Limitations and Strengths
Our study has some limitations. First, due to a relatively short follow-up, it is not possible to suggest longer-term associations of weight loss with reductions in the risk of neurogenerative diseases. Second, beause this study lacks a control group, we had to control for possible practice or learning effects of repeated testing using standardized multiple versions of cognitive tests and the 20% change index. We believe that combining these 2 methods gives a good representation of actual cognitive improvement. Third, because this study is an observational study, it is not possible to draw conclusions on causality, and follow-up intervention studies are therefore planned. The study also has some strengths, including a large sample size, the dividing of the groups into cognitive improvers and nonimprovers, and the inclusion of multiple variables for better understanding of the factors associated with cognitive improvement after bariatric surgery.
Conclusions
The results of this cohort study suggest an association between bariatric surgery and cognitive improvement for approximately 39% of the participants.
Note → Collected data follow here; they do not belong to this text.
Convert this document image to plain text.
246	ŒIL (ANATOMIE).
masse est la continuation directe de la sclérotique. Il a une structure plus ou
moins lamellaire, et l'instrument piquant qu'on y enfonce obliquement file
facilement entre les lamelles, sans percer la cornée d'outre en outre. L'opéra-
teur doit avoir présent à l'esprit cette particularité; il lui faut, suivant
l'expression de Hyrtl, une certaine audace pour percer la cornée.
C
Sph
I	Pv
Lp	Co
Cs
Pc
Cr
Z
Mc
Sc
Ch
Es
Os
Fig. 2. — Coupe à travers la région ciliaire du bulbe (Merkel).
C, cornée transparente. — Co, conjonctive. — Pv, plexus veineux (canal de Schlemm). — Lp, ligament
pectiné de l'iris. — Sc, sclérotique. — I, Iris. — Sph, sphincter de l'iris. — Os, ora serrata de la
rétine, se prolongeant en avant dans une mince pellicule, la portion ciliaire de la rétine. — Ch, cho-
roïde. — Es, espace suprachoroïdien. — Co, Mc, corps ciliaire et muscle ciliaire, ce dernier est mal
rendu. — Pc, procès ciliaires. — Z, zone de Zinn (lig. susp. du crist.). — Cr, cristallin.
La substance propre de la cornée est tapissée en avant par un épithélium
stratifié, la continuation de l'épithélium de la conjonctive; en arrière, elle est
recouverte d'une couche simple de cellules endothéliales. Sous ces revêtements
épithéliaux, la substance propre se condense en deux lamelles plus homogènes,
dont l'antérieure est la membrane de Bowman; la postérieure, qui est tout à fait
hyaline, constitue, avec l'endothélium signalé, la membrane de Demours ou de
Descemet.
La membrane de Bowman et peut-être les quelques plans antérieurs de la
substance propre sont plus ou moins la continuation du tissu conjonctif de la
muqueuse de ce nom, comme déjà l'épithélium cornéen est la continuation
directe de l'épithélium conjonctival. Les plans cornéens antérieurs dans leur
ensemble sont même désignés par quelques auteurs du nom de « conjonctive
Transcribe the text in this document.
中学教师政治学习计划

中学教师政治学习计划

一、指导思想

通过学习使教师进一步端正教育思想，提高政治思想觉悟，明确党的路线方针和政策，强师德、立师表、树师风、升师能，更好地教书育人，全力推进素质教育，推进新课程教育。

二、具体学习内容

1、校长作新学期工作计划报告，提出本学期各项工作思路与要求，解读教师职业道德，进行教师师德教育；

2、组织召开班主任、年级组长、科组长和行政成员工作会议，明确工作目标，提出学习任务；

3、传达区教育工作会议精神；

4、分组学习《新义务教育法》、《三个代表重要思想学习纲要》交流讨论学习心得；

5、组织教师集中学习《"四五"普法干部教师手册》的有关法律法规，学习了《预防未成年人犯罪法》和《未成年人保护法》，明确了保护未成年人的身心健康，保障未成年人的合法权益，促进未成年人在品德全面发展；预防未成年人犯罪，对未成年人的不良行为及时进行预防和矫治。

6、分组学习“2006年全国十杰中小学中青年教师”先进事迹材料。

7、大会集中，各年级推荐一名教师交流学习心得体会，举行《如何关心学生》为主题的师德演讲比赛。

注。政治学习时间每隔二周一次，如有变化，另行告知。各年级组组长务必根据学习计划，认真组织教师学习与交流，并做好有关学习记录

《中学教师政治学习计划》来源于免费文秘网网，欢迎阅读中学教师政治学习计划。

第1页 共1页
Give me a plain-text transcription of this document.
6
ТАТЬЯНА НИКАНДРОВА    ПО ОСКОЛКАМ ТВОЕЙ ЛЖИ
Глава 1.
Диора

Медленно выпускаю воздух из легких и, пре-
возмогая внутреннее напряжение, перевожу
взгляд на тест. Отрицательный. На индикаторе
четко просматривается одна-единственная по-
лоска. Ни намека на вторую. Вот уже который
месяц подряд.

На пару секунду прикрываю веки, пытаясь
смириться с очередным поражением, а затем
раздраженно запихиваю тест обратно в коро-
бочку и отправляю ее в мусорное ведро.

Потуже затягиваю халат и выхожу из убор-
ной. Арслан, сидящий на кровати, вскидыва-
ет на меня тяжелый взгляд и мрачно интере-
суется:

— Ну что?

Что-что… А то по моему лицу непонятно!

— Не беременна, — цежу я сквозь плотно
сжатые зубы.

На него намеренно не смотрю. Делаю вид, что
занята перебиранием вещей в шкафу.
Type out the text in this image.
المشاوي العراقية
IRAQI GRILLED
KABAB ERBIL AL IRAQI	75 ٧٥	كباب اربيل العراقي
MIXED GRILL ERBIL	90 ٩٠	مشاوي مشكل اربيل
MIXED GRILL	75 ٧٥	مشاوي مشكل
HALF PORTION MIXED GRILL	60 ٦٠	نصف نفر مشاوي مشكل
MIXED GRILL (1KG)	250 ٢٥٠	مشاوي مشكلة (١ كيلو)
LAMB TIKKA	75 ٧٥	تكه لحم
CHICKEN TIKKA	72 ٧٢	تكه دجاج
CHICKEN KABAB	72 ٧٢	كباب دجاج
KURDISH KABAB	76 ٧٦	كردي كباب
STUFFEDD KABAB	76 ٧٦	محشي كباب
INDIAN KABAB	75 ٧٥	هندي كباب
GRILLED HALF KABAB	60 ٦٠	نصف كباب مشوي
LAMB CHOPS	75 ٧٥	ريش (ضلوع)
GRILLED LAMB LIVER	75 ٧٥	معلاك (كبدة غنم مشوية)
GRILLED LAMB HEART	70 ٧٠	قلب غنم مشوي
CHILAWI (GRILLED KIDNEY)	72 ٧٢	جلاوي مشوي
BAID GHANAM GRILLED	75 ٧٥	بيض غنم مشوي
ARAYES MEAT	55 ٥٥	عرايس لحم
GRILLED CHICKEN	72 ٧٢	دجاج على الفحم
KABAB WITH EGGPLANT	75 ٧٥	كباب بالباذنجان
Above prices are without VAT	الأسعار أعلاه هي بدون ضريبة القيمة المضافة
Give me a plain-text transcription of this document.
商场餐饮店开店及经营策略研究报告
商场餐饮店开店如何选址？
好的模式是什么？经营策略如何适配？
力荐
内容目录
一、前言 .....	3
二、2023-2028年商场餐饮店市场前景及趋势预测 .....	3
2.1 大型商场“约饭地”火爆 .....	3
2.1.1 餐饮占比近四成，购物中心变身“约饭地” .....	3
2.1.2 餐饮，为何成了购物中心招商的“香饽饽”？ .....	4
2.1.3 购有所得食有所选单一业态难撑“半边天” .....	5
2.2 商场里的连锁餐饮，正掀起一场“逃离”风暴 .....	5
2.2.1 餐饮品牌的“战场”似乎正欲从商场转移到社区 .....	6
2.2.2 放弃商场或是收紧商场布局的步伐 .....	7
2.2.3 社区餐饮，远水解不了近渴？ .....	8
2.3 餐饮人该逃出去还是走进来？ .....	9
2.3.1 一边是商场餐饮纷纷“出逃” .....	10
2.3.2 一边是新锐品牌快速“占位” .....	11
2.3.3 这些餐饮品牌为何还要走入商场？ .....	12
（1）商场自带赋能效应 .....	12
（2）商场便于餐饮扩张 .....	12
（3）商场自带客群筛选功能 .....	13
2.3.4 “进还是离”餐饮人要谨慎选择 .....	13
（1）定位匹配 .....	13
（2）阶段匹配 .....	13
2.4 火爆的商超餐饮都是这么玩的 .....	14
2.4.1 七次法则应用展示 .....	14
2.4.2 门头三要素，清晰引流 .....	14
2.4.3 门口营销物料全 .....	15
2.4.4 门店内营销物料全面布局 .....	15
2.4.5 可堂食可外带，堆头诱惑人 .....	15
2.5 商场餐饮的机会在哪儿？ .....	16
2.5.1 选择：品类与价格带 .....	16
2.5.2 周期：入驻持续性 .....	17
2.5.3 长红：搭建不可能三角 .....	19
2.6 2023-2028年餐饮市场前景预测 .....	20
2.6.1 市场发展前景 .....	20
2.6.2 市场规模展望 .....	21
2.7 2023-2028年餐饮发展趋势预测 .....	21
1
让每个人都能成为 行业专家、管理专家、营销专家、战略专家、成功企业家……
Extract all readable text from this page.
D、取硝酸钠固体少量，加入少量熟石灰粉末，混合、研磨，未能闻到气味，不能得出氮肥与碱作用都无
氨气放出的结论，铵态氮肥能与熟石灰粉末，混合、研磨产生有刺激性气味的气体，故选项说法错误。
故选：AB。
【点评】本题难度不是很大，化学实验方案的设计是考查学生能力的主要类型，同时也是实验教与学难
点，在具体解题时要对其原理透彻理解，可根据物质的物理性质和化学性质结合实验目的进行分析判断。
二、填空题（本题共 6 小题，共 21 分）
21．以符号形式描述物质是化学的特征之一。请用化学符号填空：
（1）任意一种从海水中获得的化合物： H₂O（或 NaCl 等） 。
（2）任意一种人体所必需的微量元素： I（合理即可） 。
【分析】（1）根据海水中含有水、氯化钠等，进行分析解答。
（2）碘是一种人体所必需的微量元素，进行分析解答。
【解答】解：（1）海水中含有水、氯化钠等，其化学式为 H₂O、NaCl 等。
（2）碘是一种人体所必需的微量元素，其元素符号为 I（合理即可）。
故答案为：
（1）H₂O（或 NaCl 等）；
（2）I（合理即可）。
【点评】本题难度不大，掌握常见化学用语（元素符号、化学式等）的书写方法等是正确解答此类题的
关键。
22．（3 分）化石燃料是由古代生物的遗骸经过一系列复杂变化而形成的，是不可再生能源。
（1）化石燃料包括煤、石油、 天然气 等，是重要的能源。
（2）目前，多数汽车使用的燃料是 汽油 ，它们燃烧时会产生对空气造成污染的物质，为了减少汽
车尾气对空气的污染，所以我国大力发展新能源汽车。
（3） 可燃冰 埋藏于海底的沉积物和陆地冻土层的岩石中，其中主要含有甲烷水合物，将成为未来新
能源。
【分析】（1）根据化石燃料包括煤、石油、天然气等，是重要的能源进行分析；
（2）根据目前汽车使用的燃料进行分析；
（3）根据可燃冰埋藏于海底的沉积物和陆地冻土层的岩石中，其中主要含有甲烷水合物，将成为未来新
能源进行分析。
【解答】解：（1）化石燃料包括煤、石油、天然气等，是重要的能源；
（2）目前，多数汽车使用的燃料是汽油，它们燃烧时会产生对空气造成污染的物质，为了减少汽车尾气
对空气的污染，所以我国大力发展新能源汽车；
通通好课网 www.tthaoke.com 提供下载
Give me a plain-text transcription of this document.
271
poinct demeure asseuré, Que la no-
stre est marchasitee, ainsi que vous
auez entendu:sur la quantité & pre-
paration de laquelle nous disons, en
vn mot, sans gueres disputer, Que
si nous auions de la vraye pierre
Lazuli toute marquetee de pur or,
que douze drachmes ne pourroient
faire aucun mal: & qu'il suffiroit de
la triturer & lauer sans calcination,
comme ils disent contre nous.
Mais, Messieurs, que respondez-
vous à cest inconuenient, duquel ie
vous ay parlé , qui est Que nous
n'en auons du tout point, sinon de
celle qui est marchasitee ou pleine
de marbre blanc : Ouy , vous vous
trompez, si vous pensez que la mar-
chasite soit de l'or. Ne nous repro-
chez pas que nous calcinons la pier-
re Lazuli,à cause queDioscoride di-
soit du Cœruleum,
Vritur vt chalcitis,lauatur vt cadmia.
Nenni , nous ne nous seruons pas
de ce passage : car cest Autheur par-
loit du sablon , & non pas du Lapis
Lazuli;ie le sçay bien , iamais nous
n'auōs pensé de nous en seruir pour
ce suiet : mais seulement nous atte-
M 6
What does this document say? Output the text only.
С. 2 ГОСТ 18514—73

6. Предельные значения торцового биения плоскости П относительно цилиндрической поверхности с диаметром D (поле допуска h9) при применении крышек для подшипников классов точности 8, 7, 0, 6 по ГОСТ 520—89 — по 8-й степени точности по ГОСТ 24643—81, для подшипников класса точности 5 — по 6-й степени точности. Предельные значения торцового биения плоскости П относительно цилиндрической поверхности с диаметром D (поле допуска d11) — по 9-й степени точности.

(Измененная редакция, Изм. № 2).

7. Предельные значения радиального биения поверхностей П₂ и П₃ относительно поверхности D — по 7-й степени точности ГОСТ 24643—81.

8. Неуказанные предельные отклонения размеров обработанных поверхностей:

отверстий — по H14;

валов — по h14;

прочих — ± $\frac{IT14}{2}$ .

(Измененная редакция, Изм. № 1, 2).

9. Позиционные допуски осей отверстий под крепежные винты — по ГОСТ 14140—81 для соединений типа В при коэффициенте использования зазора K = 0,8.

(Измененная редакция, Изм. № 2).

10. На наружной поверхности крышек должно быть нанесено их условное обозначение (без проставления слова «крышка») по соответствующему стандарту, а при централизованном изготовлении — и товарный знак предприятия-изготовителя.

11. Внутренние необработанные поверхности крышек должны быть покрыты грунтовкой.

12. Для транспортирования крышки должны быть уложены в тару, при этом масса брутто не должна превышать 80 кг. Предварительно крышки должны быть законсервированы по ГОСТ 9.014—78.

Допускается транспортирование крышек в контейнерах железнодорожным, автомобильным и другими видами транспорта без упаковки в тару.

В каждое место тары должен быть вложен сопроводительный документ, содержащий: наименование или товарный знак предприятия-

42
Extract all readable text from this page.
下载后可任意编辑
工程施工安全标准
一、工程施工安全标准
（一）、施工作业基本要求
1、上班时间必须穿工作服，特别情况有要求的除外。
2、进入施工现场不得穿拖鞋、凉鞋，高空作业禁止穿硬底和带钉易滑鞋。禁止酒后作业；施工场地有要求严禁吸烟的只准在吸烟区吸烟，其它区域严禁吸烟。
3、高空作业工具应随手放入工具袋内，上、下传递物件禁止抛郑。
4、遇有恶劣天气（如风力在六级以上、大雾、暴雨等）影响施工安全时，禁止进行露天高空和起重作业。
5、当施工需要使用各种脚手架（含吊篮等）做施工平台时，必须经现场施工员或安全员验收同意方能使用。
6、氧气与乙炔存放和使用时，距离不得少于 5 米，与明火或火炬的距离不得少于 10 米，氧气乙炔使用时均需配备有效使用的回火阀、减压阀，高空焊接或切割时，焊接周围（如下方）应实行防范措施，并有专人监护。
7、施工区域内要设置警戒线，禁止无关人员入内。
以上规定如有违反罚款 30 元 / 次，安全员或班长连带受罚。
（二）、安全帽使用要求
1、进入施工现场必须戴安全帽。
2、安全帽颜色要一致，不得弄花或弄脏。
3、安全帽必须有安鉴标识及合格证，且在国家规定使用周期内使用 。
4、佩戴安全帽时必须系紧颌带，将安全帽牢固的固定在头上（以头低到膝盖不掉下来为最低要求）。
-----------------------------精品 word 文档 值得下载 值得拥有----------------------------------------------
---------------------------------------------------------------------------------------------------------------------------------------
Furthermore, lower inflammation, changes in adipokines, improved mood, and higher physical activity levels were seen. The observed changes in liver-specific inflammation (CRP levels), adipokines (leptin levels), and depressive symptoms might partly explain the mechanism behind cognitive improvement after bariatric surgery. The further reductions in CRP and leptin levels specifically among cognitive improvers indicate the importance of improving the metabolic-inflammatory condition of both organs to improve cognition. The exact interaction between individual biomarkers and how they are mechanistically associated with cognitive function in multiple domains remains unsolved. Future studies should include a control group and multiple other potential mechanisms to clarify cognitive improvement after bariatric surgery, such as cerebrovascular function, glycemic control, microbiota, eating disorders, or nutrition (eg, caloric restriction). Furthermore, longitudinal studies are needed to study cognition and weight loss over time and to investigate whether weight loss might reduce the risk of neurodegenerative diseases.